Wir schleppen uns durch die glühende Nachmittagssonne zum Festgelände an der Ausfallstraße. Hinter einer wenig einladenden Mauer verbirgt sich eine riesige, staubige Arena, ein mit Planen überdachter Zuschauerbereich und ein großer überdachter Tanzboden mit Bühne. Außerdem ein abgesperrter Bereich voller Pferde und Cowboys, die auf ihren großen Moment warten. Unglaublich!

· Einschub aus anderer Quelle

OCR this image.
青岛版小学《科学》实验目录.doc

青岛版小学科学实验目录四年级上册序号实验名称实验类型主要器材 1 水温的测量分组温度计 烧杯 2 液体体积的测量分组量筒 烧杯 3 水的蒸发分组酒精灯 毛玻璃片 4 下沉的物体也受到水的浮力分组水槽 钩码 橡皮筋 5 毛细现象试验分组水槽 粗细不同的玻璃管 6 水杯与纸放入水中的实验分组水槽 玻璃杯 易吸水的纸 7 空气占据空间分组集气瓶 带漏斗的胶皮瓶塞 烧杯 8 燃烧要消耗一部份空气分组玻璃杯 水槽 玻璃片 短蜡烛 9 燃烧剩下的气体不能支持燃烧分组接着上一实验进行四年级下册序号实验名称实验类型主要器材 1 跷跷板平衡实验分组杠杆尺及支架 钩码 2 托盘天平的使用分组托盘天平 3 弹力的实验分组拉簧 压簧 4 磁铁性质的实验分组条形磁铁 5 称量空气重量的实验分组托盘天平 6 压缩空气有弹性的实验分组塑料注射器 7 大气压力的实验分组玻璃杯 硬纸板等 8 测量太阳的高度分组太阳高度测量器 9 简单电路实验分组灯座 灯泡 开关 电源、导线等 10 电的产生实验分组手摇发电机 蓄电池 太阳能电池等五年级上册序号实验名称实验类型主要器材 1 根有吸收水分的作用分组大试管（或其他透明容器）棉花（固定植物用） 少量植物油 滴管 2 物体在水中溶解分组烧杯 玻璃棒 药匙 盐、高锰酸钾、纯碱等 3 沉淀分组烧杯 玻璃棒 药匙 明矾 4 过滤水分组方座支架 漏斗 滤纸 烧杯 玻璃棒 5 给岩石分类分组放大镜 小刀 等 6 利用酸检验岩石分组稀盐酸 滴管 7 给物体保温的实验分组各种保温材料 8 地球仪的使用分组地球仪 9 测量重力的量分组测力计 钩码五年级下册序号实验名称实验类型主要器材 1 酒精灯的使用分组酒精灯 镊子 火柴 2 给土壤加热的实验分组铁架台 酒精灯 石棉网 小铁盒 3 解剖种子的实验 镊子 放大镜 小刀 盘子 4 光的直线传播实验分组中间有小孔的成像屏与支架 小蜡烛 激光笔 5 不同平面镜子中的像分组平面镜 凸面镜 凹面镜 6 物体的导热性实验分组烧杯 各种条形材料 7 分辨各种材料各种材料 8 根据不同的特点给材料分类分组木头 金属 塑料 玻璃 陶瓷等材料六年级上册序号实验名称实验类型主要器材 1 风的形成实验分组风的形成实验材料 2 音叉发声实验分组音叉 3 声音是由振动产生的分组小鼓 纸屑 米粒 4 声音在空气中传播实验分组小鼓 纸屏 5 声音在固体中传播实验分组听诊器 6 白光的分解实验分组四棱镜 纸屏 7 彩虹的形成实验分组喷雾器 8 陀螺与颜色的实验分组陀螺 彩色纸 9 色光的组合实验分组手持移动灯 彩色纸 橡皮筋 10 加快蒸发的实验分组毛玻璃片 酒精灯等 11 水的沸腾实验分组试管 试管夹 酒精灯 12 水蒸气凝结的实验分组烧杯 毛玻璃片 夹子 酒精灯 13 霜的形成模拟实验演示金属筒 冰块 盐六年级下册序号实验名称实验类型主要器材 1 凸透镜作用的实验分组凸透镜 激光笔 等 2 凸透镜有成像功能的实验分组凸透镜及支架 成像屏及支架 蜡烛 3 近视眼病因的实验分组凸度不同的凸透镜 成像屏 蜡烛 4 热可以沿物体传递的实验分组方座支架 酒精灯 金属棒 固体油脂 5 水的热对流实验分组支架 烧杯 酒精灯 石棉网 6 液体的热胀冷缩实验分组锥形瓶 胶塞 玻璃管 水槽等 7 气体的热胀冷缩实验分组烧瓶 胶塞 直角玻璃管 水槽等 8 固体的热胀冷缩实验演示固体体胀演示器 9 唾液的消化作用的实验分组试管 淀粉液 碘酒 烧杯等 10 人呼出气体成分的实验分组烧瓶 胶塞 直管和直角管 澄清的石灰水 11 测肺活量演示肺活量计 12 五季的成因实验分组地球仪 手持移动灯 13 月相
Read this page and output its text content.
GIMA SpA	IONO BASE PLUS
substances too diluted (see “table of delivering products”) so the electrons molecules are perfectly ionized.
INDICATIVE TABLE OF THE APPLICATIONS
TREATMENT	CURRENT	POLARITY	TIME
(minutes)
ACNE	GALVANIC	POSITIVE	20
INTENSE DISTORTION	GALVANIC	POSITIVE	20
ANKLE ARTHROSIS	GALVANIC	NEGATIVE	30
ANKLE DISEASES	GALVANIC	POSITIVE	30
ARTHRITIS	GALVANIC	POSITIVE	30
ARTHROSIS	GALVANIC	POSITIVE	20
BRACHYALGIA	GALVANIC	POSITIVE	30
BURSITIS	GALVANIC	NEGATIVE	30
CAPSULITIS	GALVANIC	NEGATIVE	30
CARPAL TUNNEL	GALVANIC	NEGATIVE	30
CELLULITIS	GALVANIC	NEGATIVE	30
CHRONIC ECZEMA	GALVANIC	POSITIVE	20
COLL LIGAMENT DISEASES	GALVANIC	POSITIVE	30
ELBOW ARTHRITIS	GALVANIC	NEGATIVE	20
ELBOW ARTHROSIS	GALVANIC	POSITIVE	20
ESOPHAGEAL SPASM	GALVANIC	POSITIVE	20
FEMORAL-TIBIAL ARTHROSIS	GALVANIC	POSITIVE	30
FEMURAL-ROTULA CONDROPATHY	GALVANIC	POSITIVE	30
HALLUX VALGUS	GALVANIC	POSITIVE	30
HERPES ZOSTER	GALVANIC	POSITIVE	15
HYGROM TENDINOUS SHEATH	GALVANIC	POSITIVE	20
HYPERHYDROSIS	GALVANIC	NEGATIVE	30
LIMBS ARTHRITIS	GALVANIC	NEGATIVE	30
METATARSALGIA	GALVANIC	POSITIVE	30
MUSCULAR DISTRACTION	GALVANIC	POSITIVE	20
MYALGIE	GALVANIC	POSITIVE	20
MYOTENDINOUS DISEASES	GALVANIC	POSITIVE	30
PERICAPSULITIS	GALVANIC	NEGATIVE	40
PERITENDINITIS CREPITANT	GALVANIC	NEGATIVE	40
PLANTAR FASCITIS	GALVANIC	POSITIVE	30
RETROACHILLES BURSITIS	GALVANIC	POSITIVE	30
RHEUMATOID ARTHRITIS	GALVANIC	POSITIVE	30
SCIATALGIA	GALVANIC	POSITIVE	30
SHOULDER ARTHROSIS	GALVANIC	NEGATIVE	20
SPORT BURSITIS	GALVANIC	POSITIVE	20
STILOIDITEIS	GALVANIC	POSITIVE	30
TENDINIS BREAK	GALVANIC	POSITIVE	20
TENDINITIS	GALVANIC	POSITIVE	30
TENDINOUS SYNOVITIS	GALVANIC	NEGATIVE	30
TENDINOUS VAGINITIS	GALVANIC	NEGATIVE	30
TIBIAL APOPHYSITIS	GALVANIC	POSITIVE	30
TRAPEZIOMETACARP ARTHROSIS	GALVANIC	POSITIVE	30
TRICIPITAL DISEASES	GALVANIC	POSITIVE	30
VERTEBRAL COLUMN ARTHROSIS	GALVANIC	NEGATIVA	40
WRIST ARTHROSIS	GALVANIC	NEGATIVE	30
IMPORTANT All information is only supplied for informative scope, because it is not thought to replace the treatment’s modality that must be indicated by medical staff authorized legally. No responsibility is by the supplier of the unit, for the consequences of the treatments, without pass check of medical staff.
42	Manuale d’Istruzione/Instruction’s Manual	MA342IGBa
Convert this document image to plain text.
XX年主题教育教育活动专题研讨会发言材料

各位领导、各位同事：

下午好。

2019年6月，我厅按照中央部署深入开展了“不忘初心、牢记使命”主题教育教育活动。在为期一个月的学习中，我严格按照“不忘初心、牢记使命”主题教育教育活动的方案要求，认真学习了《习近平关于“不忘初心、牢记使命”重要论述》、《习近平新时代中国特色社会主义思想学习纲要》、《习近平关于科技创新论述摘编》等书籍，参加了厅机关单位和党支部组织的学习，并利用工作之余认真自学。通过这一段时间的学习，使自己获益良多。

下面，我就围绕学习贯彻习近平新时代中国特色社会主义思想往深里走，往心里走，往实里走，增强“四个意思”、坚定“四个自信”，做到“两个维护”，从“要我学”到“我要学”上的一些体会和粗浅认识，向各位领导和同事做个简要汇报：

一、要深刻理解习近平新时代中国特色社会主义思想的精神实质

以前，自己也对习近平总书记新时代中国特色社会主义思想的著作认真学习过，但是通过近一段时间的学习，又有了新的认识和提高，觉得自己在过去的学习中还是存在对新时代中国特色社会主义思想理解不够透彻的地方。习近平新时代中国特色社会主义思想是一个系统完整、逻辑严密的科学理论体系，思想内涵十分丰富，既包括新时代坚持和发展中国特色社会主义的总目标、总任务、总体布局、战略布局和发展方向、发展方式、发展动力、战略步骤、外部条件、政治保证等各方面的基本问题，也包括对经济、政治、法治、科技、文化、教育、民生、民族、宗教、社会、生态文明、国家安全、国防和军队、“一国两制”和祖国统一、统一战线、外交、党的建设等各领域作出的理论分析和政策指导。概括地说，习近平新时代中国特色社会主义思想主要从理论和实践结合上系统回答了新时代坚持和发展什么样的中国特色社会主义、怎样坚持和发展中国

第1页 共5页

Wie sind umgeben von Menschen im Festmodus. Die Atmosphäre macht klar: Hier muss man sein, das ist ganz eigene Welt der Menschen hier. Die Männer tragen Jeans und Hemden mit dem Logo ihrer Fazenda, für die sie ins Rennen gehen, dazu oft riesige silberne Gürtelschnallen und natürlich den unverzichtbaren Stetson auf dem Kopf (keine Ahnung wie der hier heißt). Einige tragen Wildleder-Überhosen und Sporen. Echte Kerle halt! Die oft ziemlich üppigen Frauen und Mädchen haben sich schwer herausgeputzt, mit knallengen Jeans, Fransenhemden, Rüschenblusen oder wurstpellenähnlichen Kleidern und Cowboystiefeln. Dazwischen wimmeln unendliche viele Kinder herum.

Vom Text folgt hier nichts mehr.